Однако в середине 1960-х годов с фиксацией РИ справилась не команда из Принстона (хотя они разработали и начали строить радиометр, намереваясь взлететь с ним на большую высоту для обнаружения этого излучения), а неожиданный дуэт: Арно Пензиас и Боб Уилсон. Они работали в Лабораториях Белла и пользовались мощным прибором для обнаружения радаров — рупорной антенной Holmdel. В её показаниях они увидели равномерный всенаправленный шумовой фон, который не могли объяснить. Сначала они решили, что это паразитный шум, но после неудачных попыток калибровки и избавления от этого шума, в том числе путём вычищения голубиных гнёзд и мусора из самого рупора, им пришло в голову, что они зафиксировали РИ. Сами того не подозревая, они обнаружили реальное доказательство Большого взрыва.

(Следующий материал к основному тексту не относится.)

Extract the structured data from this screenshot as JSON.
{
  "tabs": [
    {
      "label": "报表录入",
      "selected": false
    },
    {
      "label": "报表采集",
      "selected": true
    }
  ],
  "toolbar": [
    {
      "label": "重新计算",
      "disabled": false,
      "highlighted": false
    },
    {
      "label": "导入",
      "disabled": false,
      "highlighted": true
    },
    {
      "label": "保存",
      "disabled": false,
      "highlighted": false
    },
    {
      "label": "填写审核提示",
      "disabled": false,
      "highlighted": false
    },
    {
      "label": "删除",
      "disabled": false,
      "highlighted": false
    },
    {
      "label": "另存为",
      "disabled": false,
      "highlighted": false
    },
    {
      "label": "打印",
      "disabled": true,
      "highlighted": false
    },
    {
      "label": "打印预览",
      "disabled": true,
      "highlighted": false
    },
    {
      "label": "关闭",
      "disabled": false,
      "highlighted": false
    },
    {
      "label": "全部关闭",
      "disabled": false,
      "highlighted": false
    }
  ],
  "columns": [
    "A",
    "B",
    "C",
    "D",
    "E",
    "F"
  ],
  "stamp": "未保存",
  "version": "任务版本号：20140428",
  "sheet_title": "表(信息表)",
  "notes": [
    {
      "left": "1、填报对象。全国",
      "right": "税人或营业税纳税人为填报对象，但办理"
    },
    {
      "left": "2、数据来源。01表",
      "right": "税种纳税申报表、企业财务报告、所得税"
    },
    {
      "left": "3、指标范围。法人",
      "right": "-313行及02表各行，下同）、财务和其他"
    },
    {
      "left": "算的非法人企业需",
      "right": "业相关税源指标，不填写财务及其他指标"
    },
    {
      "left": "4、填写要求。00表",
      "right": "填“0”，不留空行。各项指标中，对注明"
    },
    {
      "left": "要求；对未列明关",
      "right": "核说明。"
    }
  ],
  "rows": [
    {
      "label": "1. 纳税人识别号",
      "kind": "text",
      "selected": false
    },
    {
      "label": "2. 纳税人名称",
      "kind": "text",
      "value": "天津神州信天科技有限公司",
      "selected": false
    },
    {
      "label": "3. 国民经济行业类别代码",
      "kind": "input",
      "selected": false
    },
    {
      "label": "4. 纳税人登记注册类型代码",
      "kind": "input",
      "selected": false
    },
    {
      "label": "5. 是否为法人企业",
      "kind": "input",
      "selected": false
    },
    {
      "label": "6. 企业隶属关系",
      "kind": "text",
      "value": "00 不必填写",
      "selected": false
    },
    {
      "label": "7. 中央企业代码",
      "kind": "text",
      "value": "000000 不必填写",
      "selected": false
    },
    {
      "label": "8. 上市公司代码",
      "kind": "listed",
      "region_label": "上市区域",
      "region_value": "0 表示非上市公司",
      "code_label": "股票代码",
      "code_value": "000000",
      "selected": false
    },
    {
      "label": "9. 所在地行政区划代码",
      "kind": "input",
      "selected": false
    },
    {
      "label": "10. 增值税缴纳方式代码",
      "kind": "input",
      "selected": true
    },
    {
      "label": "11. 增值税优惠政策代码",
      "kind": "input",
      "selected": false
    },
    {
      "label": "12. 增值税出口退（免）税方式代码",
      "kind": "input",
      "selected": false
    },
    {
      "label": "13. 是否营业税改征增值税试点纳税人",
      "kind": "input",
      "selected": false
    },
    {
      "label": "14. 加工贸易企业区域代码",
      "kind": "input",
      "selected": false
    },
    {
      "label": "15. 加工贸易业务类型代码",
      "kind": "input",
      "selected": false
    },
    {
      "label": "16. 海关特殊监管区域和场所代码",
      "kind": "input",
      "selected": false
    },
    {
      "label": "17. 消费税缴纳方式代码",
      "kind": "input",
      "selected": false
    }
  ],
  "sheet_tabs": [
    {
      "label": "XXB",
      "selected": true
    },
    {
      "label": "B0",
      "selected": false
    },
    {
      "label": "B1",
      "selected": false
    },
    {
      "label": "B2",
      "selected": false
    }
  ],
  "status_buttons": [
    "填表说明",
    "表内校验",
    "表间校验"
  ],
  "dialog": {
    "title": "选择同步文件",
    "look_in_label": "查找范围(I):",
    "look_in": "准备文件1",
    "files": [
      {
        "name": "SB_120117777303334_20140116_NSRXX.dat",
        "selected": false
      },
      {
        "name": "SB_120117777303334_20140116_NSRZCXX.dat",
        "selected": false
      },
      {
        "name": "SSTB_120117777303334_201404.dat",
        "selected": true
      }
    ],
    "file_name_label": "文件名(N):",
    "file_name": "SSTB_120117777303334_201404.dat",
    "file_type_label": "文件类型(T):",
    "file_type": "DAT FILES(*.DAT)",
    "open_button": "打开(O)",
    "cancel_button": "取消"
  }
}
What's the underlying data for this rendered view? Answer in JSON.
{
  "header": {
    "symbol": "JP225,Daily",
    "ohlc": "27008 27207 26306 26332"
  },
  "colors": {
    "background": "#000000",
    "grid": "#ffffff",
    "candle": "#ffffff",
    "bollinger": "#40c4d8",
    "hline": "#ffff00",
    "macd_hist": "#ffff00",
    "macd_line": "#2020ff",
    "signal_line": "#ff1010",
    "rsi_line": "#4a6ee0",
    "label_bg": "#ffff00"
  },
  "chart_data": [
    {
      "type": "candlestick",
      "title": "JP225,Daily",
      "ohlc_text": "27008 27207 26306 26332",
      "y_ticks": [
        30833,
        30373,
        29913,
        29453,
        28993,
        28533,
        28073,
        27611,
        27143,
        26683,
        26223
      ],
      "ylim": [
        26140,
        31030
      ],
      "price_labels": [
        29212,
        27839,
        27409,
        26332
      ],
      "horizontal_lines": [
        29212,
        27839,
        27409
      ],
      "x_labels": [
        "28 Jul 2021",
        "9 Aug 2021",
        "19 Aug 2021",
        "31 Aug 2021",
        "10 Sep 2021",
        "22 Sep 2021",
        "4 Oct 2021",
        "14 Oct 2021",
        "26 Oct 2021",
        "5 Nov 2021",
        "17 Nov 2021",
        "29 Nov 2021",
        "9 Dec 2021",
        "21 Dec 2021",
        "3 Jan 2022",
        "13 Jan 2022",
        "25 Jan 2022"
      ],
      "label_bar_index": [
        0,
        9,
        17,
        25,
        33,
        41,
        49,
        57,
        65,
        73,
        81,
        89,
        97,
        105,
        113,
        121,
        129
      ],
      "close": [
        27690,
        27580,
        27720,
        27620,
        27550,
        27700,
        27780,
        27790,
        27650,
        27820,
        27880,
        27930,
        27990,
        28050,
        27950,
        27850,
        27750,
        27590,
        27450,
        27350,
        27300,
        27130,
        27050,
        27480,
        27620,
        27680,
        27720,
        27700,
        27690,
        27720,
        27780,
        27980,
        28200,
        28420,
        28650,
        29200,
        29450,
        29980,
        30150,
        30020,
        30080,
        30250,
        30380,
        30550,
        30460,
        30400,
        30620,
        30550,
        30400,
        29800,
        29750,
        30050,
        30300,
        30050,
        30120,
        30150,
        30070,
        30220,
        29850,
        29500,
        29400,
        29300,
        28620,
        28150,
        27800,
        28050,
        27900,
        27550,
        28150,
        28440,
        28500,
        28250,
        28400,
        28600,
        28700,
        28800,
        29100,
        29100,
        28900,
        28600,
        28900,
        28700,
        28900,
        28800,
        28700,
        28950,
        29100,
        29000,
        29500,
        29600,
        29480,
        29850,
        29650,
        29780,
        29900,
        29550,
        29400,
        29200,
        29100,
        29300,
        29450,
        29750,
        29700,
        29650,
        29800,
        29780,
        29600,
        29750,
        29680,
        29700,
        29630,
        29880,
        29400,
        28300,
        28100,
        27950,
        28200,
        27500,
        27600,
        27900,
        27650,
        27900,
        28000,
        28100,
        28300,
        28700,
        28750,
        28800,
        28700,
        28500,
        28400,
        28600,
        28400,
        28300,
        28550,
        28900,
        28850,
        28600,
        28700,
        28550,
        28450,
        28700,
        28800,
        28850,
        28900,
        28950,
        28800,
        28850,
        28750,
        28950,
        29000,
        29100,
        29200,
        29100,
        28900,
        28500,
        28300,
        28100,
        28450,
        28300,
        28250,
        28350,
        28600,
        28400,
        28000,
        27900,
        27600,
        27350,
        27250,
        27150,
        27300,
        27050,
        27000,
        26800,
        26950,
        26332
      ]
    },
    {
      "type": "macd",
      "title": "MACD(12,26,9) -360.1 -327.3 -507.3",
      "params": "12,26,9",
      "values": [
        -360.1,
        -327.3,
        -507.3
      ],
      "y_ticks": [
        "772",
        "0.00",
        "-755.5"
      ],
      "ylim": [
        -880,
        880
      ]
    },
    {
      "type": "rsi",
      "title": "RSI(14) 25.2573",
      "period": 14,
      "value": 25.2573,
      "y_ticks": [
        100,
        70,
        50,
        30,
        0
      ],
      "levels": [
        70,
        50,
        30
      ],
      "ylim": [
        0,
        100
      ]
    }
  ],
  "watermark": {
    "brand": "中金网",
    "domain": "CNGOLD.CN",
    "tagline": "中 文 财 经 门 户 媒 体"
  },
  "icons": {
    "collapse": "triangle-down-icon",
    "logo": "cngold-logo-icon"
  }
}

Изначально учёные могли измерять это излучение лишь на нескольких частотах; мы знали, что оно существует, но не могли понять, каков его спектр: насколько велика доля фотонов с разной температурой и энергией по отношению друг к другу. В конце концов, для создания фона низкоэнергетического света во Вселенной могли существовать и другие механизмы.

Одна из конкурирующих идей заключалась в том, что по всей Вселенной есть звёзды, и так было всегда. Этот древний звёздный свет поглощался межзвёздной и межгалактической материей и переизлучался при низких энергиях и температурах. Возможно, именно эта межзвёздная пыль с газом и давали тепловой фон.

Другая конкурирующая, связанная с этим идея заключалась в том, что этот фон просто возник как отражённый звёздный свет, смещённый в сторону более низких энергий и температур в результате расширения Вселенной.

Третья идея предлагала вариант, при котором к возникновению энергетического светового фона привёл распад неких нестабильных частиц. Затем этот фон охладился до более низких энергий по мере расширения Вселенной.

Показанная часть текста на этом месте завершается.